Osborne gives go ahead for Chinese investment in British nuclear power
Chancellor George Osborne has given the green light for Chinese companies to buy stakes in British nuclear power plants, it has been announced.
Furthermore, in the future, Chinese companies could even hold majority stakes in these power stations. This is according to Osborne, who made the revelations in a speech on the last day of a trade visit to China.
The first deal of this kind could be struck as early as next week as the new £14 billion plant at the Hinkley C site has been given the go ahead.
Blackouts ‘a very real possibility’ experts warn
This comes after further warnings that blackouts could hit Britain over the new few years.
A report from the Royal Academy of Engineering found that the system will be stretched “close to its limits” due to the closure of older power plants, as well as the slow progress in building new ones.
The winter of 2014-15 is expected to see supply be put under a lot of pressure, meaning that blackouts could be a very real possibility next winter.
European Union pollution directives mean that most coal-fired plants must be closed in 2015. This, coupled with the fact that many gas-fired stations are currently out of use due to the soaring cost of the fossil fuel, spells bad news for Britain’s energy supply.
In order to open up the gas-fired plants again, significant amounts of time and money would have to be put into the project.
The Hinkley C project
The Somerset-based Hinkley C project will be the first nuclear power station to open since 1995. The project is being led by EDF, which has been looking for others to join it to share the cost.
So far, the French state-controlled energy company has been negotiating with three Chinese nuclear giants on the project: CGN, CNNC and SNPTC. Osborne met with representatives from all three of these companies during his visit to China.
According to BBC Business Editor Robert Peston, one or two of these companies are likely to end up owning around 30% of Hinkley C.
A spokesperson from the Department of Energy and Climate Change (DECC) said that talks are currently taking place.

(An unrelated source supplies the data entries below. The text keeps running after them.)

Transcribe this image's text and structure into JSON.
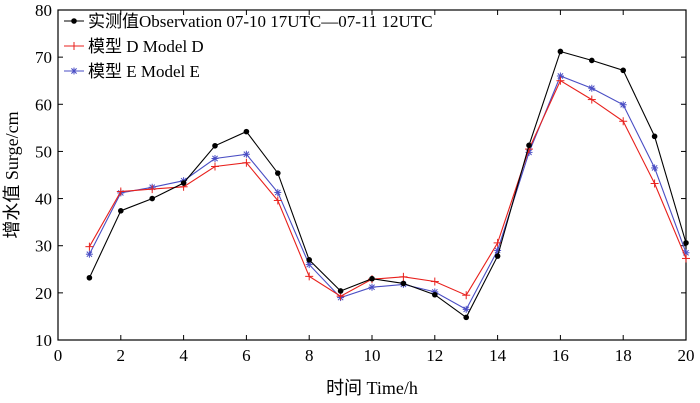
{
  "chart_data": {
    "type": "line",
    "xlabel": "时间 Time/h",
    "ylabel": "增水值 Surge/cm",
    "xlim": [
      0,
      20
    ],
    "ylim": [
      10,
      80
    ],
    "xticks": [
      0,
      2,
      4,
      6,
      8,
      10,
      12,
      14,
      16,
      18,
      20
    ],
    "yticks": [
      10,
      20,
      30,
      40,
      50,
      60,
      70,
      80
    ],
    "grid": false,
    "legend_position": "top-left",
    "x": [
      1,
      2,
      3,
      4,
      5,
      6,
      7,
      8,
      9,
      10,
      11,
      12,
      13,
      14,
      15,
      16,
      17,
      18,
      19,
      20
    ],
    "series": [
      {
        "name": "实测值Observation   07-10 17UTC—07-11 12UTC",
        "color": "#000000",
        "marker": "dot",
        "values": [
          23.2,
          37.4,
          40.0,
          43.3,
          51.2,
          54.2,
          45.4,
          27.0,
          20.4,
          23.0,
          22.0,
          19.6,
          14.8,
          27.8,
          51.3,
          71.2,
          69.3,
          67.2,
          53.2,
          30.6
        ]
      },
      {
        "name": "模型 D Model D",
        "color": "#e8201c",
        "marker": "plus",
        "values": [
          29.8,
          41.5,
          42.0,
          42.5,
          46.8,
          47.6,
          39.6,
          23.5,
          19.3,
          22.9,
          23.4,
          22.4,
          19.5,
          30.6,
          50.5,
          65.0,
          61.0,
          56.4,
          43.2,
          27.3
        ]
      },
      {
        "name": "模型 E Model E",
        "color": "#4a4ec4",
        "marker": "star",
        "values": [
          28.2,
          41.2,
          42.4,
          43.8,
          48.5,
          49.4,
          41.3,
          26.0,
          19.0,
          21.2,
          21.8,
          20.2,
          16.5,
          29.0,
          49.8,
          66.0,
          63.4,
          59.9,
          46.5,
          28.5
        ]
      }
    ]
  }
}
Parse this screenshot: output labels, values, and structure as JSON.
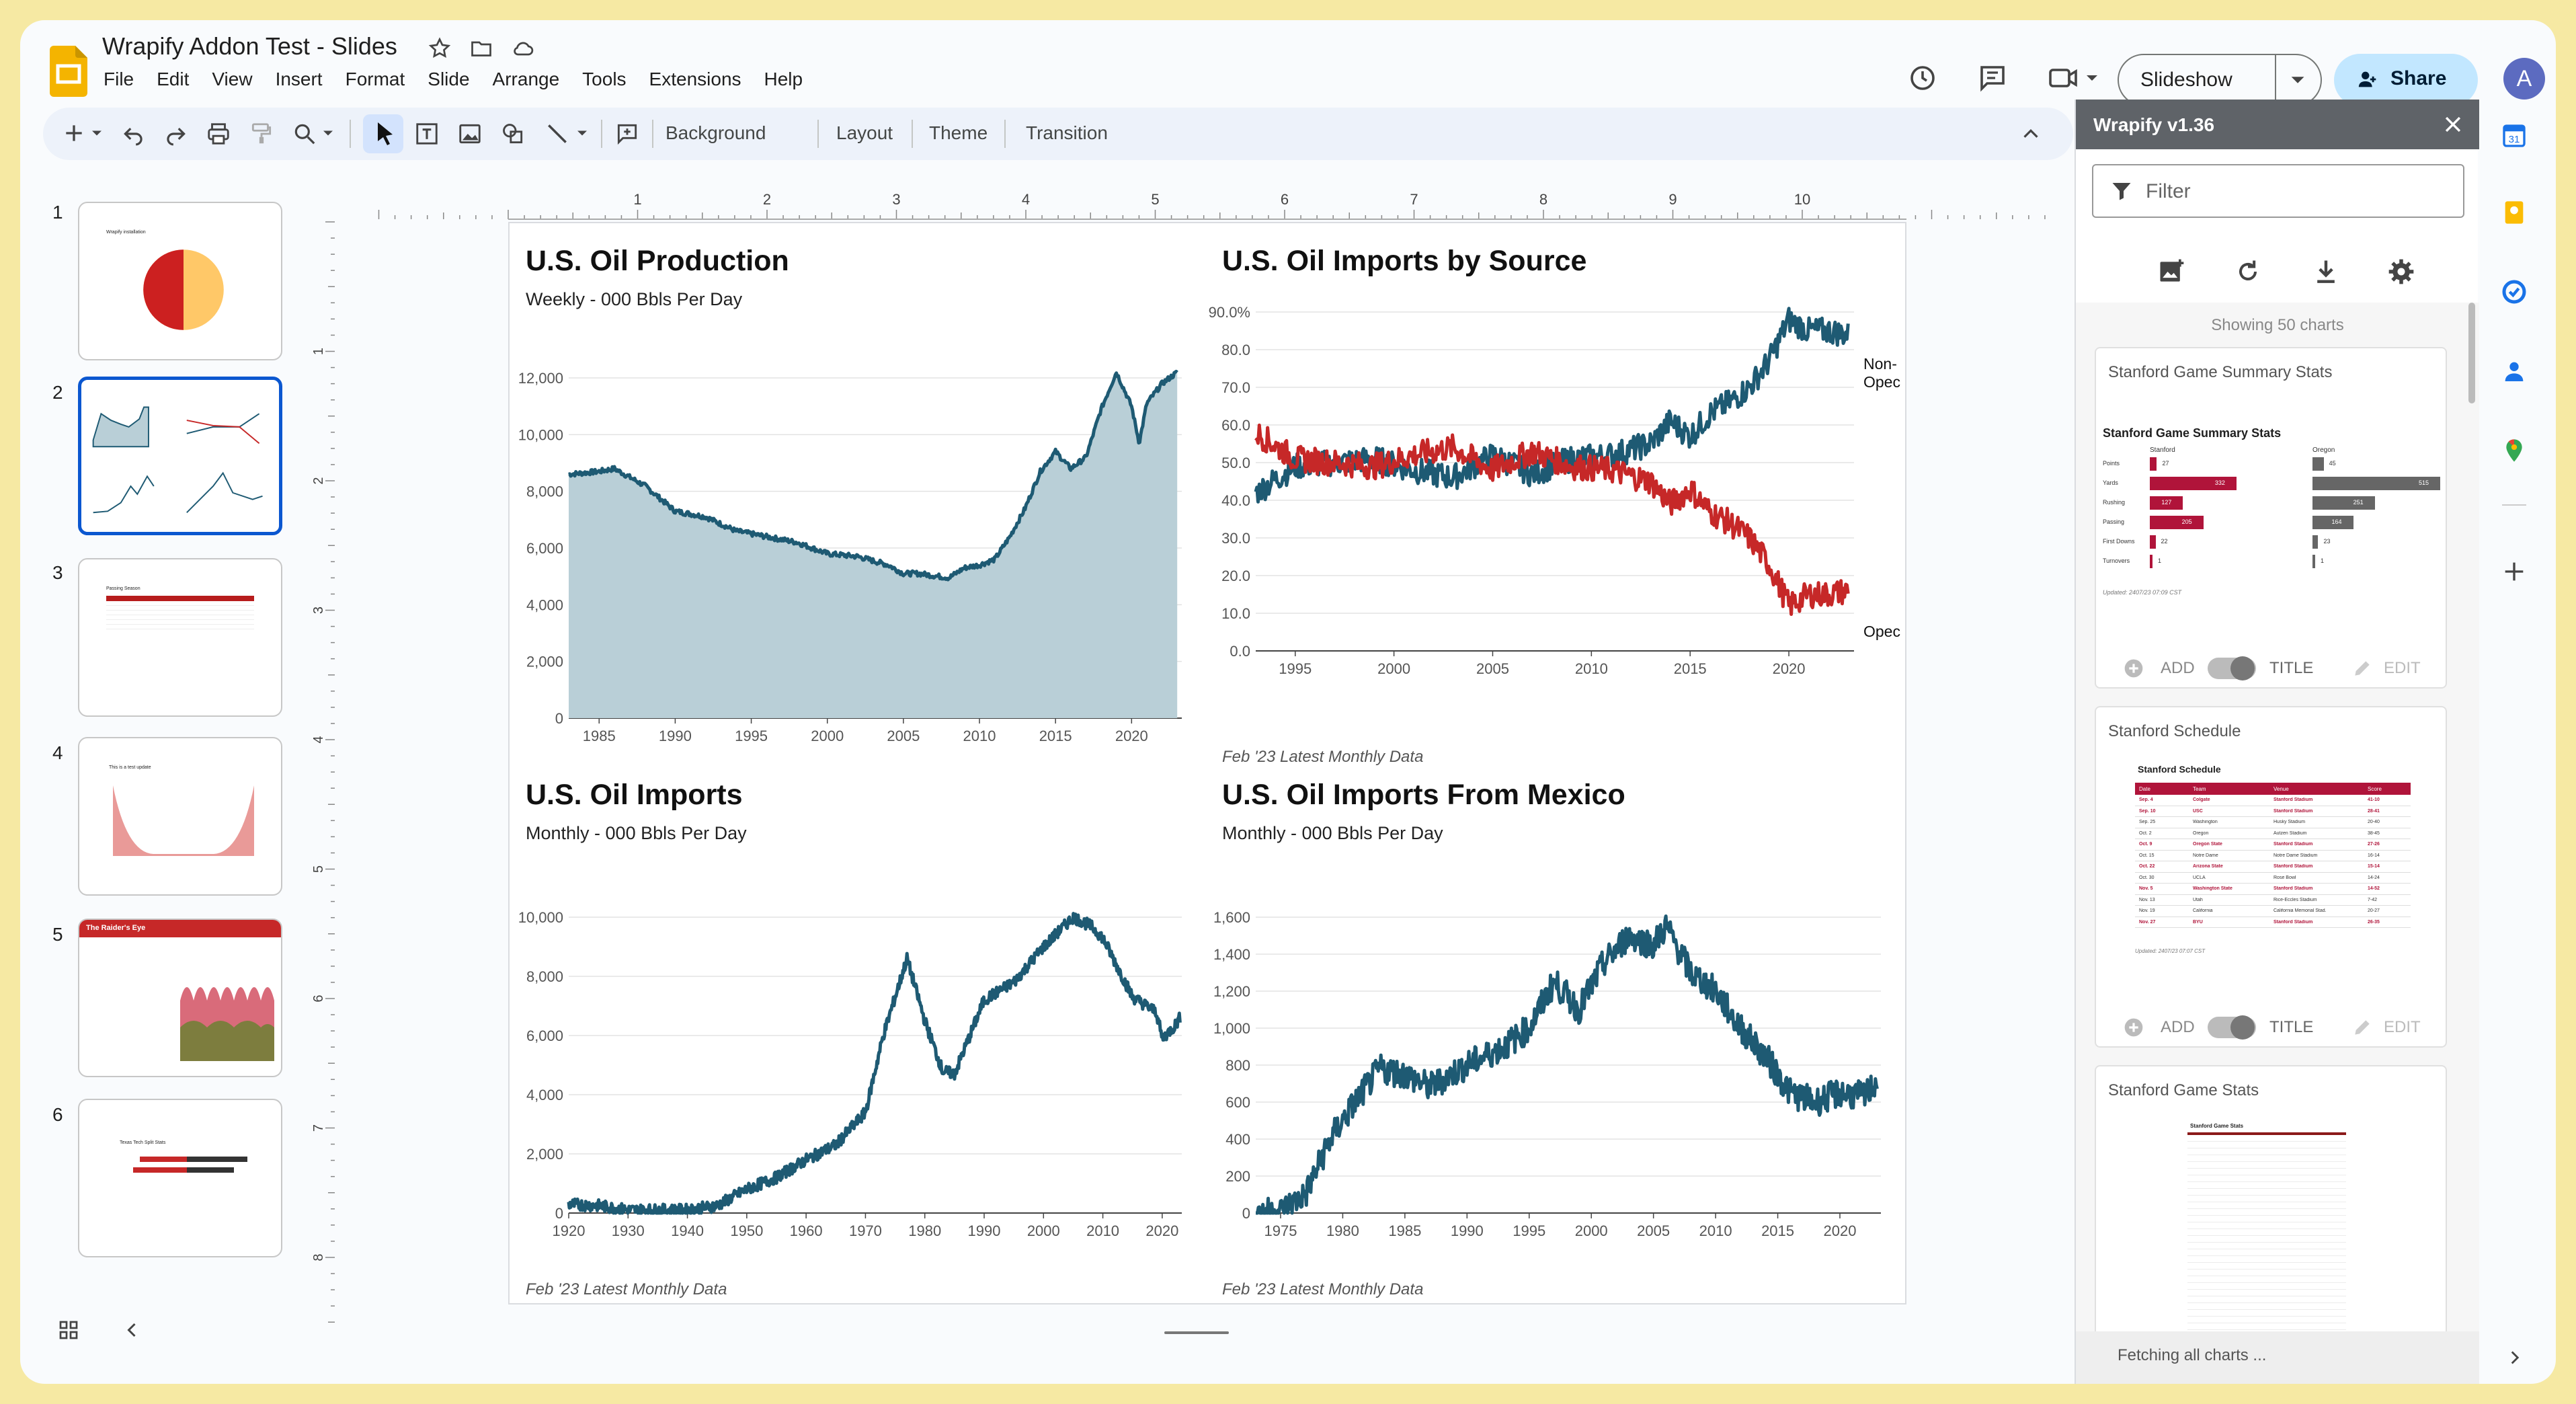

“Negotiations remain ongoing between the government and EDF on the potential terms of an investment contract for Hinkley Point C. No agreement has as yet been reached,” they commented.
“A contract will only be offered if it is value for money, fair and affordable, in line with government policy on no public subsidy for new nuclear and consistent with state-aid rules.”
‘The next big step’ for Britain and China
In a speech he made while visiting the Taishan nuclear plant in southern China, the chancellor said: “Today is another demonstration of the next big step in the relationship between Britain and China, the world’s oldest civil nuclear power and the world’s fastest growing civil nuclear power.”
This power plant is itself a collaboration between EDF and the CCNPG.
In exchange for allowing Chinese investors to buy stakes in British nuclear plants, there are also expected to be roles for UK companies in China’s nuclear programme. The superpower currently operates 17 nuclear reactors, providing about 1% of its electricity production capacity.